Detailhandel, the €12bn pension fund for the Dutch retail sector, has said it will not extend its five-year contract for pensions provision with Syntrus Achmea. 

René Upperman, the scheme’s director, declined to elaborate on the reason why the pension fund planned to sever its ties with the provider but said it would transfer its pensions administration to Aegon subsidiary TKP.

Syntrus Achmea spokesman Erik van der Struijs said: “In recent years, we have focused on change, but during the process we have further drifted apart.

“We have succesfully transferred a large number of clients to our new IT platform, and Detailhandel was also scheduled to move this new ‘target environment’.

“However, the pension fund used the opportunity to change providers.”

The retail scheme, with 245,000 active participants, almost 80,000 pensioners and more than 600,000 deferred members, is one of Syntrus Achmea’s larger clients. 

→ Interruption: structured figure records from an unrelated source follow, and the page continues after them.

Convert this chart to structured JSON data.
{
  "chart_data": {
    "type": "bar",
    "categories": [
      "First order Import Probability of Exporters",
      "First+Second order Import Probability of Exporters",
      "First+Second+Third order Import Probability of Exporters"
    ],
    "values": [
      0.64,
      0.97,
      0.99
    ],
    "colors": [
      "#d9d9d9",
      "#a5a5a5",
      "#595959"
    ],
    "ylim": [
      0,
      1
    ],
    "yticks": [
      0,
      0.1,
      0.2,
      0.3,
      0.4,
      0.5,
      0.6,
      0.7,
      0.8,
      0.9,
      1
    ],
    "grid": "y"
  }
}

Syntrus Achmea’s Van der Struijs conceded that the loss of Detailhandel would not be offset by new clients, such as the pension funds of Unisys Netherlands and the new individual DC scheme of Shell Netherlands.

He also confirmed the departure of Detailhandel would lead to the loss of 100 jobs at Syntrus Achmea and a write-off of goodwill.

The retail scheme replaced Syntrus Achmea Asset Management with fiduciary manager BlackRock in 2011.

Parent company Achmea reported a €46m loss during the first six months of 2014, due partly to a €78m goodwill write-off at Syntrus Achmea.

According to Achmea, Syntrus Achmea’s results were “disappointing”, citing falling management fees at its property branch SA Vastgoed, as well as the pending departure of Detailhandel.